What could the Framers have been thinking when they used these open-ended and malleable concepts? Surely they understood that they were leaving to us the job of providing meaning.

There is no question that among the Framers were many men of political genius. They were well-versed in the history and weaknesses of various forms of government, including republics. Yet originalists argue that these men bequeathed to us a brittle, inflexible Constitution that with each passing year becomes more difficult to fit to contemporary issues. Could the Framers have been so vain and unable to see the danger of this approach? Unlikely. Without a supple Constitution, that very document risks creating the conditions for its own replacement, and how that happens may not be pretty.

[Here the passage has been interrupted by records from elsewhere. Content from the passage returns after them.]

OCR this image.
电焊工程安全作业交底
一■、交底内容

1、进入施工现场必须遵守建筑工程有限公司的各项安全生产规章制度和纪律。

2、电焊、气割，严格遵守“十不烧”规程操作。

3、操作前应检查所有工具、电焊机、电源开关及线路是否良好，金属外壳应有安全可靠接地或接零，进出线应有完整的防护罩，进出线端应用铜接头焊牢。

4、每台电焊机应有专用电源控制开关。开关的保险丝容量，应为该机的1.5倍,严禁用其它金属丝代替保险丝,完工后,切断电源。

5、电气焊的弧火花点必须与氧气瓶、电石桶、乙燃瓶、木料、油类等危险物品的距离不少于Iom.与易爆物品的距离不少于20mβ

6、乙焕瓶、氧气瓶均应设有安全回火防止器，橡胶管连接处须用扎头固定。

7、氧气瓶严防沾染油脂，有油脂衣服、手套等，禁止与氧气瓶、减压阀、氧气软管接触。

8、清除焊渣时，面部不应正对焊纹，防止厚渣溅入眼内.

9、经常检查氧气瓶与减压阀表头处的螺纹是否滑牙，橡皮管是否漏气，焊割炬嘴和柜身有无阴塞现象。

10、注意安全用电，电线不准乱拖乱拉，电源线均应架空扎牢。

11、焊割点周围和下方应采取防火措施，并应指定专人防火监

Jefferson was not at the Constitutional Convention in 1787-89, having been sent by Congress on a diplomatic mission to France. But his views were broadly known through his correspondence with delegates. He was certainly one of the most agile and far-reaching thinkers of his age. He wrote later in his life that

Some men look at constitutions with sanctimonious reverence, and deem them like the ark of the covenant, too sacred to be touched. They ascribe to the men of the preceding age a wisdom more than human, suppose what they did to be beyond amendment. . . .  But I know, also that laws and institutions must go hand in hand with the progress of the human mind. As that becomes more developed, more enlightened, as new discoveries are made, new truths disclosed, and manners and opinions change with the change of circumstances, institutions must advance also, and keep pace with the times.

Our Constitution, interpreted through the lens of originalism, cannot keep pace with the times. When the Supreme Court makes that policy choice — because originalism is not required by the Constitution or any law — they render us painfully, dangerously stuck in the past. I feel fairly certain that if somehow we could explain to the Framers what this originalism is all about, they would laugh at us for being so foolish.